Chapter 4 Graphing / Formatting Graphs

4.1 Box Plot

library(ggplot2)

ggplot(dataset, aes(x = Variable1, y = Variable2)) +
  geom_boxplot(outlier.colour = "blue", outlier.shape = 8, outlier.size = 2) +
labs(title = "Title", x = "X Label", y = "Y Label")
  • Replace data with the name of your data set.
  • Replace Variable1 with the column name of your x variable.
  • Replace Variable2 with the column name of your y variable.
  • Add your labels!

4.2 Histogram

library(ggplot2)

ggplot( data, aes(x = )) + geom_histogram( )
  • Replace data with the name of your data set.
  • Fill in x = with the column name of your x variable.

4.3 Bar Plot

library(ggplot2)

ggplot( data, aes(x = )) + geom_bar( )
  • Replace data with the name of your data set.
  • Fill in x = with the column name of your x variable.

4.4 Scatter Plot

library(ggplot2)

ggplot( data, aes(x = , y = )) + geom_point( )
  • Replace data with the name of your data set.
  • Fill in x = with the column name of your x variable.
  • Fill in y = with the column name of your y variable.

4.5 Stacking Graphs

  • Example:
    • g1 <- ggplot(cars, aes(x = speed)) + geom_histogram(bins = 10)
    • g2 <- ggplot(cars, aes(x=dist)) + geom_histogram(bins=10)
    • gridExtra::grid.arrange(g1,g2, g1,g2, ncol = 2)

Just change the ncol = to match the number of columns you want in your output.

  • If you want two graphs side by side, use ncol = 2.
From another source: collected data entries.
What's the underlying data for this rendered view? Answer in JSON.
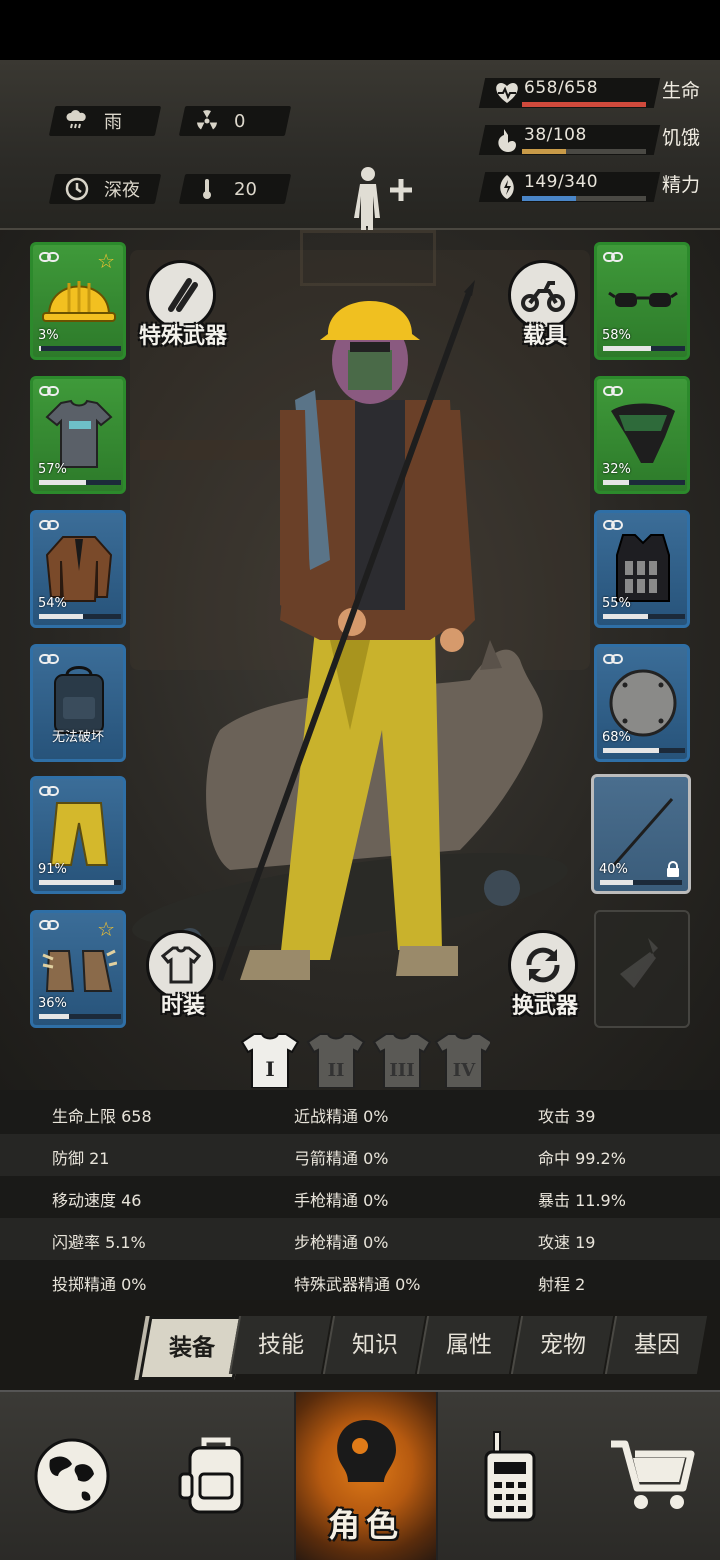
{
  "environment": {
    "weather": "雨",
    "radiation": "0",
    "time_of_day": "深夜",
    "temperature": "20"
  },
  "vitals": [
    {
      "icon": "heart-icon",
      "value": "658/658",
      "label": "生命",
      "fraction": 1.0,
      "color": "#d04a3c"
    },
    {
      "icon": "stomach-icon",
      "value": "38/108",
      "label": "饥饿",
      "fraction": 0.352,
      "color": "#c89a48"
    },
    {
      "icon": "energy-icon",
      "value": "149/340",
      "label": "精力",
      "fraction": 0.438,
      "color": "#4a86c8"
    }
  ],
  "equipment": {
    "left": [
      {
        "slot": "head",
        "item_icon": "hard-hat-icon",
        "durability": "3%",
        "fraction": 0.03,
        "rarity": "green",
        "starred": true
      },
      {
        "slot": "shirt",
        "item_icon": "tshirt-icon",
        "durability": "57%",
        "fraction": 0.57,
        "rarity": "green",
        "starred": false
      },
      {
        "slot": "jacket",
        "item_icon": "leather-jacket-icon",
        "durability": "54%",
        "fraction": 0.54,
        "rarity": "blue",
        "starred": false
      },
      {
        "slot": "backpack",
        "item_icon": "backpack-icon",
        "durability": "无法破坏",
        "fraction": null,
        "rarity": "blue",
        "starred": false
      },
      {
        "slot": "pants",
        "item_icon": "pants-icon",
        "durability": "91%",
        "fraction": 0.91,
        "rarity": "blue",
        "starred": false
      },
      {
        "slot": "shoes",
        "item_icon": "shoes-icon",
        "durability": "36%",
        "fraction": 0.36,
        "rarity": "blue",
        "starred": true
      }
    ],
    "right": [
      {
        "slot": "eyewear",
        "item_icon": "glasses-icon",
        "durability": "58%",
        "fraction": 0.58,
        "rarity": "green"
      },
      {
        "slot": "mask",
        "item_icon": "mask-icon",
        "durability": "32%",
        "fraction": 0.32,
        "rarity": "green"
      },
      {
        "slot": "vest",
        "item_icon": "vest-icon",
        "durability": "55%",
        "fraction": 0.55,
        "rarity": "blue"
      },
      {
        "slot": "shield",
        "item_icon": "shield-icon",
        "durability": "68%",
        "fraction": 0.68,
        "rarity": "blue"
      },
      {
        "slot": "weapon",
        "item_icon": "spear-icon",
        "durability": "40%",
        "fraction": 0.4,
        "rarity": "grey",
        "locked": true
      },
      {
        "slot": "secondary",
        "item_icon": "bottle-icon",
        "durability": "",
        "fraction": null,
        "rarity": "empty"
      }
    ]
  },
  "buttons": {
    "special_weapon": "特殊武器",
    "vehicle": "载具",
    "fashion": "时装",
    "swap_weapon": "换武器"
  },
  "outfit_sets": [
    "I",
    "II",
    "III",
    "IV"
  ],
  "attributes": [
    [
      "生命上限 658",
      "近战精通 0%",
      "攻击 39"
    ],
    [
      "防御 21",
      "弓箭精通 0%",
      "命中 99.2%"
    ],
    [
      "移动速度 46",
      "手枪精通 0%",
      "暴击 11.9%"
    ],
    [
      "闪避率 5.1%",
      "步枪精通 0%",
      "攻速 19"
    ],
    [
      "投掷精通 0%",
      "特殊武器精通 0%",
      "射程 2"
    ]
  ],
  "tabs": [
    "装备",
    "技能",
    "知识",
    "属性",
    "宠物",
    "基因"
  ],
  "nav": [
    {
      "icon": "globe-icon",
      "label": ""
    },
    {
      "icon": "backpack-icon",
      "label": ""
    },
    {
      "icon": "character-icon",
      "label": "角色"
    },
    {
      "icon": "radio-icon",
      "label": ""
    },
    {
      "icon": "cart-icon",
      "label": ""
    }
  ]
}
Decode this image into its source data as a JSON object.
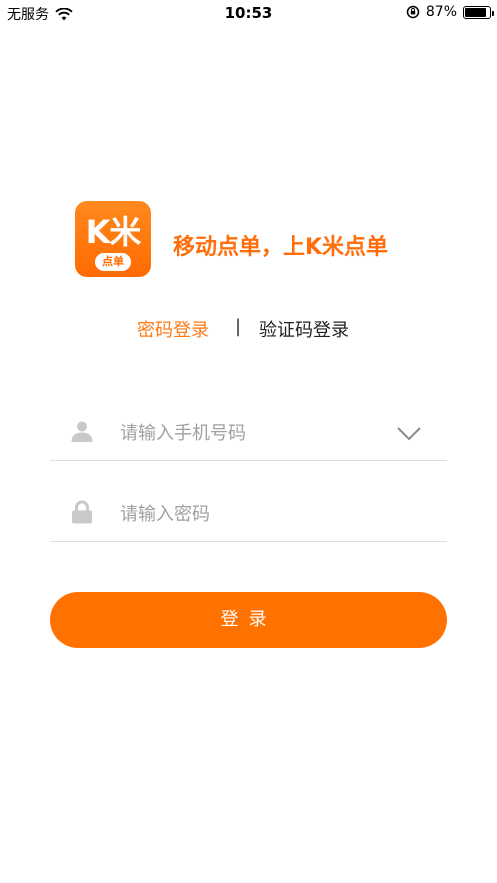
{
  "status_bar": {
    "carrier": "无服务",
    "time": "10:53",
    "battery_percent": "87%",
    "battery_level": 0.87,
    "icons": [
      "wifi-icon",
      "orientation-lock-icon",
      "battery-icon"
    ]
  },
  "brand": {
    "logo_text": "K米",
    "logo_sub": "点单",
    "slogan": "移动点单，上K米点单",
    "accent_color": "#ff7200"
  },
  "tabs": {
    "password_login": "密码登录",
    "divider": "|",
    "sms_login": "验证码登录",
    "active": "password_login"
  },
  "form": {
    "phone": {
      "placeholder": "请输入手机号码",
      "value": "",
      "icon": "user-icon",
      "trailing_icon": "chevron-down-icon"
    },
    "password": {
      "placeholder": "请输入密码",
      "value": "",
      "icon": "lock-icon"
    }
  },
  "login_button": {
    "label": "登录"
  }
}
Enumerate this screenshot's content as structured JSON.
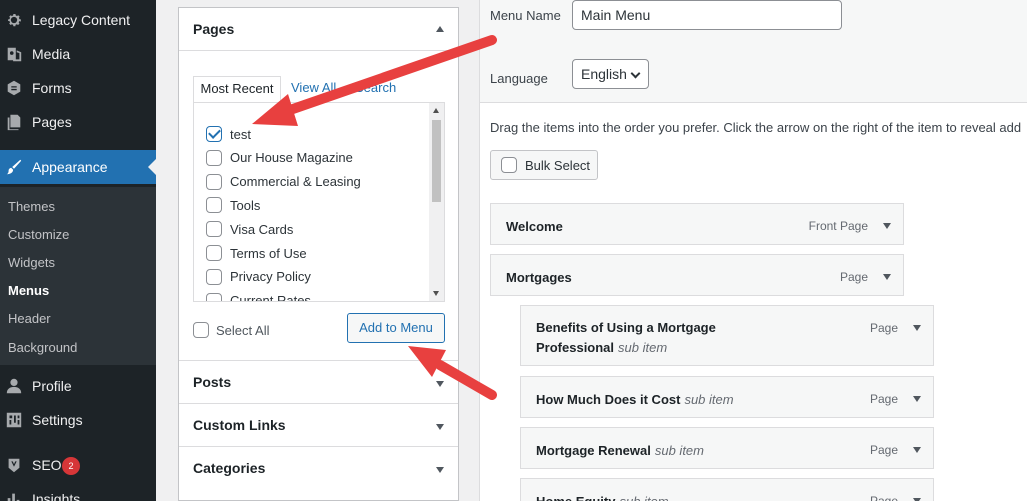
{
  "sidebar": {
    "items": [
      {
        "label": "Legacy Content",
        "icon": "gear-icon"
      },
      {
        "label": "Media",
        "icon": "media-icon"
      },
      {
        "label": "Forms",
        "icon": "forms-icon"
      },
      {
        "label": "Pages",
        "icon": "pages-icon"
      },
      {
        "label": "Appearance",
        "icon": "brush-icon"
      },
      {
        "label": "Profile",
        "icon": "user-icon"
      },
      {
        "label": "Settings",
        "icon": "settings-icon"
      },
      {
        "label": "SEO",
        "icon": "seo-icon",
        "badge": "2"
      },
      {
        "label": "Insights",
        "icon": "insights-icon"
      }
    ],
    "submenu": [
      "Themes",
      "Customize",
      "Widgets",
      "Menus",
      "Header",
      "Background"
    ],
    "active_submenu": "Menus",
    "accent_color": "#2271b1"
  },
  "accordion": {
    "pages": {
      "title": "Pages",
      "tabs": [
        "Most Recent",
        "View All",
        "Search"
      ],
      "items": [
        {
          "label": "test",
          "checked": true
        },
        {
          "label": "Our House Magazine",
          "checked": false
        },
        {
          "label": "Commercial & Leasing",
          "checked": false
        },
        {
          "label": "Tools",
          "checked": false
        },
        {
          "label": "Visa Cards",
          "checked": false
        },
        {
          "label": "Terms of Use",
          "checked": false
        },
        {
          "label": "Privacy Policy",
          "checked": false
        },
        {
          "label": "Current Rates",
          "checked": false
        }
      ],
      "select_all": "Select All",
      "add_button": "Add to Menu"
    },
    "sections": [
      "Posts",
      "Custom Links",
      "Categories"
    ]
  },
  "menu_edit": {
    "name_label": "Menu Name",
    "name_value": "Main Menu",
    "language_label": "Language",
    "language_value": "English",
    "instructions": "Drag the items into the order you prefer. Click the arrow on the right of the item to reveal add",
    "bulk_select": "Bulk Select",
    "items": [
      {
        "title": "Welcome",
        "type": "Front Page",
        "sub": ""
      },
      {
        "title": "Mortgages",
        "type": "Page",
        "sub": ""
      },
      {
        "title": "Benefits of Using a Mortgage Professional",
        "type": "Page",
        "sub": "sub item"
      },
      {
        "title": "How Much Does it Cost",
        "type": "Page",
        "sub": "sub item"
      },
      {
        "title": "Mortgage Renewal",
        "type": "Page",
        "sub": "sub item"
      },
      {
        "title": "Home Equity",
        "type": "Page",
        "sub": "sub item"
      }
    ]
  },
  "annotation_color": "#e8403f"
}
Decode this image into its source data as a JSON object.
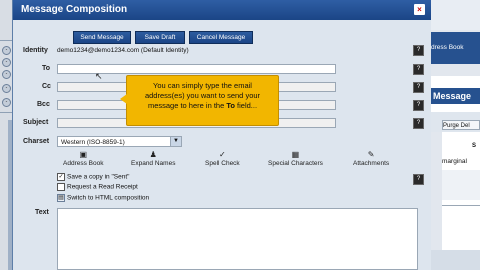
{
  "window": {
    "title": "Message Composition",
    "close_glyph": "×"
  },
  "toolbar": {
    "send_label": "Send Message",
    "save_label": "Save Draft",
    "cancel_label": "Cancel Message"
  },
  "form": {
    "identity_label": "Identity",
    "identity_value": "demo1234@demo1234.com (Default Identity)",
    "to_label": "To",
    "cc_label": "Cc",
    "bcc_label": "Bcc",
    "subject_label": "Subject",
    "charset_label": "Charset",
    "charset_value": "Western (ISO-8859-1)",
    "text_label": "Text"
  },
  "tools": [
    {
      "label": "Address Book",
      "icon": "address-book-icon"
    },
    {
      "label": "Expand Names",
      "icon": "expand-names-icon"
    },
    {
      "label": "Spell Check",
      "icon": "spell-check-icon"
    },
    {
      "label": "Special Characters",
      "icon": "special-characters-icon"
    },
    {
      "label": "Attachments",
      "icon": "attachments-icon"
    }
  ],
  "options": {
    "save_copy": "Save a copy in \"Sent\"",
    "save_copy_checked": true,
    "read_receipt": "Request a Read Receipt",
    "read_receipt_checked": false,
    "switch_html": "Switch to HTML composition"
  },
  "tooltip": {
    "line1": "You can simply type the email",
    "line2": "address(es) you want to send your",
    "line3_pre": "message to here in the ",
    "line3_bold": "To",
    "line3_post": " field..."
  },
  "right_app": {
    "address_book": "dress Book",
    "message": "Message",
    "purge": "Purge Del",
    "marginal": "marginal",
    "col": "S"
  },
  "colors": {
    "titlebar": "#1b4586",
    "tooltip": "#f2b600",
    "window_bg": "#dde5ee"
  }
}
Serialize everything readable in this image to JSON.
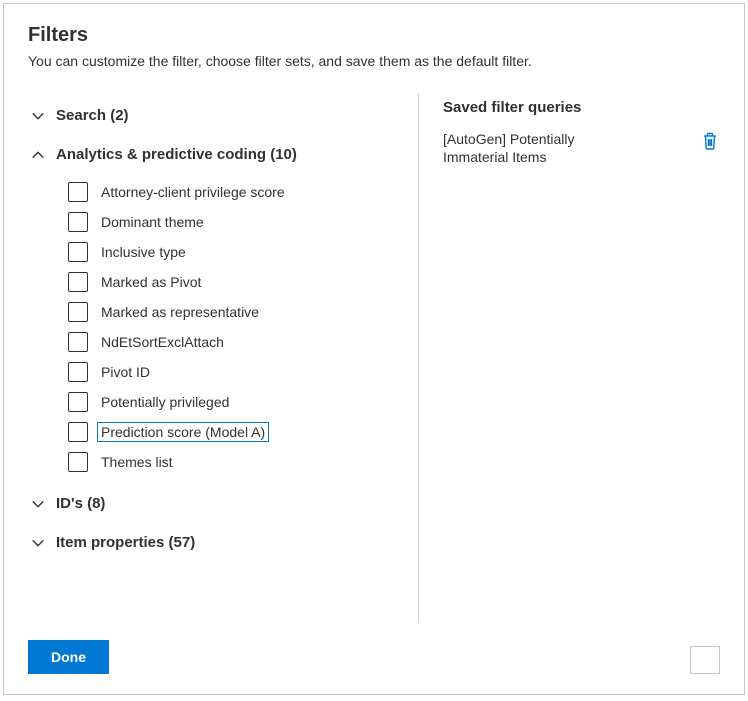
{
  "header": {
    "title": "Filters",
    "subtitle": "You can customize the filter, choose filter sets, and save them as the default filter."
  },
  "sections": {
    "search": {
      "label": "Search (2)",
      "expanded": false
    },
    "analytics": {
      "label": "Analytics & predictive coding (10)",
      "expanded": true,
      "options": [
        "Attorney-client privilege score",
        "Dominant theme",
        "Inclusive type",
        "Marked as Pivot",
        "Marked as representative",
        "NdEtSortExclAttach",
        "Pivot ID",
        "Potentially privileged",
        "Prediction score (Model A)",
        "Themes list"
      ],
      "highlighted_index": 8
    },
    "ids": {
      "label": "ID's (8)",
      "expanded": false
    },
    "item_props": {
      "label": "Item properties (57)",
      "expanded": false
    }
  },
  "saved": {
    "heading": "Saved filter queries",
    "items": [
      {
        "label": "[AutoGen] Potentially Immaterial Items"
      }
    ]
  },
  "footer": {
    "done_label": "Done"
  }
}
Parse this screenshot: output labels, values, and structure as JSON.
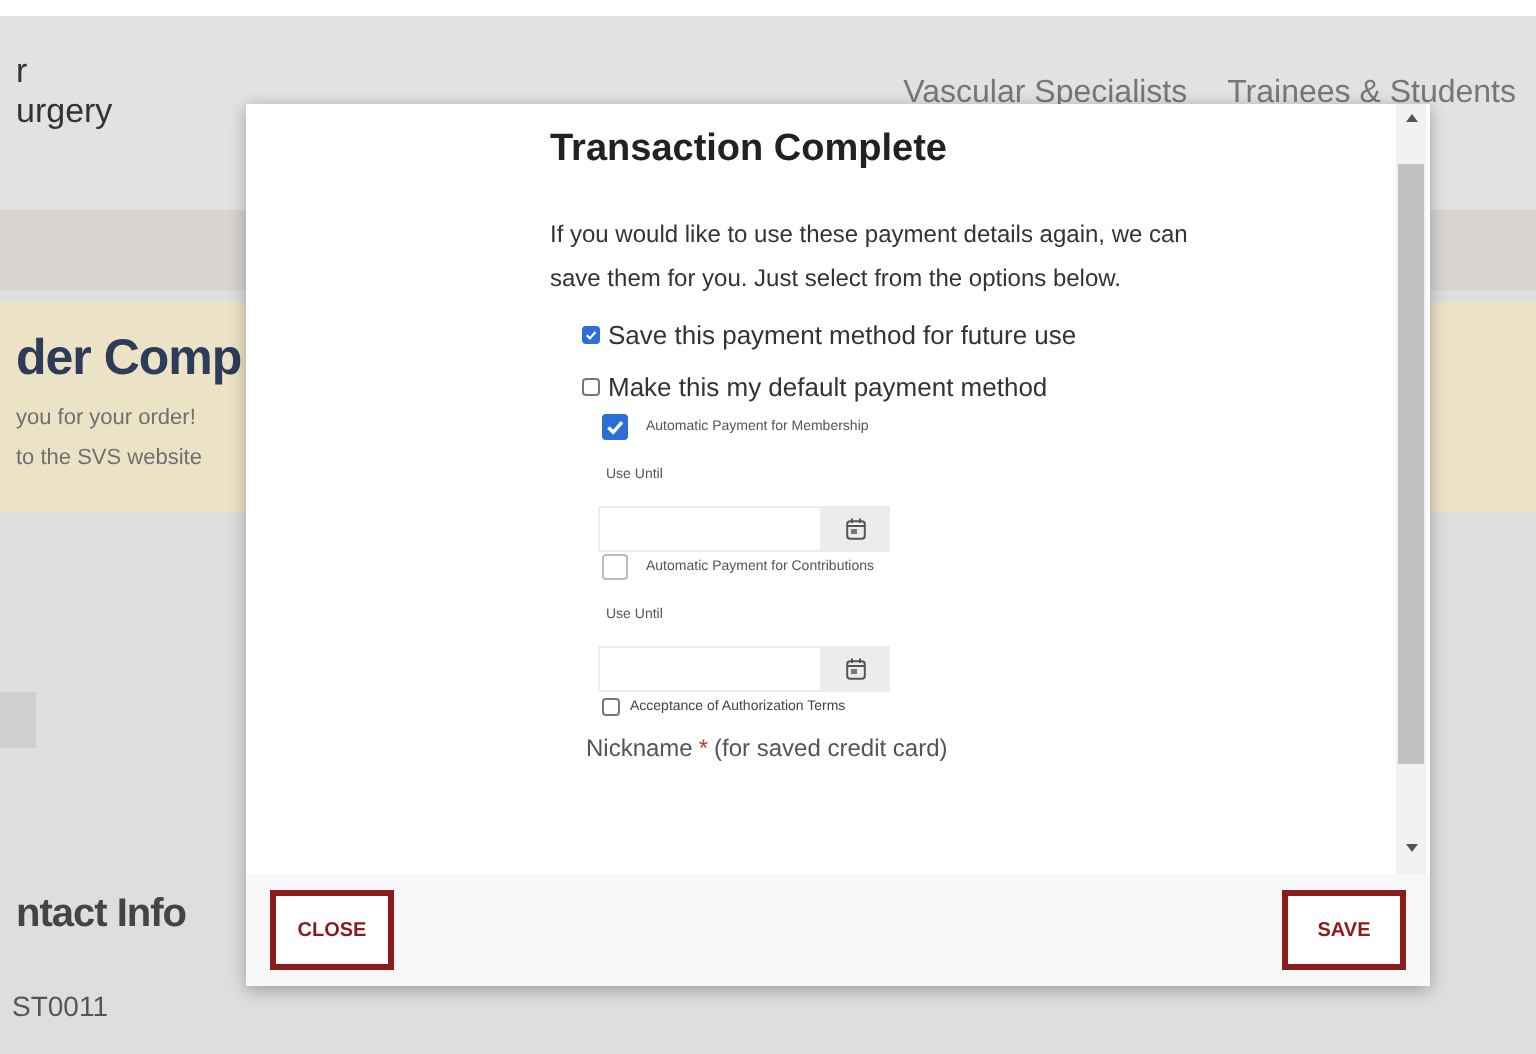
{
  "site": {
    "logo_lines": [
      "r",
      "urgery"
    ],
    "nav": [
      {
        "label": "Vascular Specialists"
      },
      {
        "label": "Trainees & Students"
      }
    ],
    "banner": {
      "title": "der Comp",
      "lines": [
        "you for your order!",
        "to the SVS website"
      ]
    },
    "section_title": "ntact Info",
    "record_id": "ST0011"
  },
  "modal": {
    "title": "Transaction Complete",
    "message": "If you would like to use these payment details again, we can save them for you. Just select from the options below.",
    "options": [
      {
        "kind": "main",
        "label": "Save this payment method for future use",
        "checked": true
      },
      {
        "kind": "main",
        "label": "Make this my default payment method",
        "checked": false
      },
      {
        "kind": "sub",
        "label": "Automatic Payment for Membership",
        "checked": true
      },
      {
        "kind": "date",
        "label": "Use Until"
      },
      {
        "kind": "sub",
        "label": "Automatic Payment for Contributions",
        "checked": false
      },
      {
        "kind": "date",
        "label": "Use Until"
      },
      {
        "kind": "terms",
        "label": "Acceptance of Authorization Terms",
        "checked": false
      }
    ],
    "nickname": {
      "label": "Nickname",
      "required_mark": "*",
      "hint": "(for saved credit card)"
    },
    "buttons": [
      {
        "label": "CLOSE"
      },
      {
        "label": "SAVE"
      }
    ]
  }
}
  • If you want them one on top of the other, use ncol = 1.

4.6 Shrinking Graphs

Sometimes, plots take up a lot of space on a page. To change that, you can shrink graphs.

To do this, change your code chunk to: {r , fig.asp = .6}

You can change the .6 to any number between .1 and .9.

Make sure the graph can still be read after shrinking!!

4.7 Formatting a Table

A lot of times in R, you have loose output like MSE values or AIC values, or predictions, etc. Instead of having them just printed out with no idea of what they correspond to, it is better to put them in a table.

If you are using the table( ) command in R, this works very well, but can give output that is not formatted nicely. To fix that, use

  • knitr::kable( )

Inside the ( ) put your table, for instance

  • knitr::kable( table(cars$speed) )

4.8 Formatting the Output from a Regression Model

The default output we get from using the summary command in R is useful, but not very pretty. To format the output, you can use the following (just replace model1 with the name of your model).

  • Example: knitr::kable( summary(model1)$coefficients)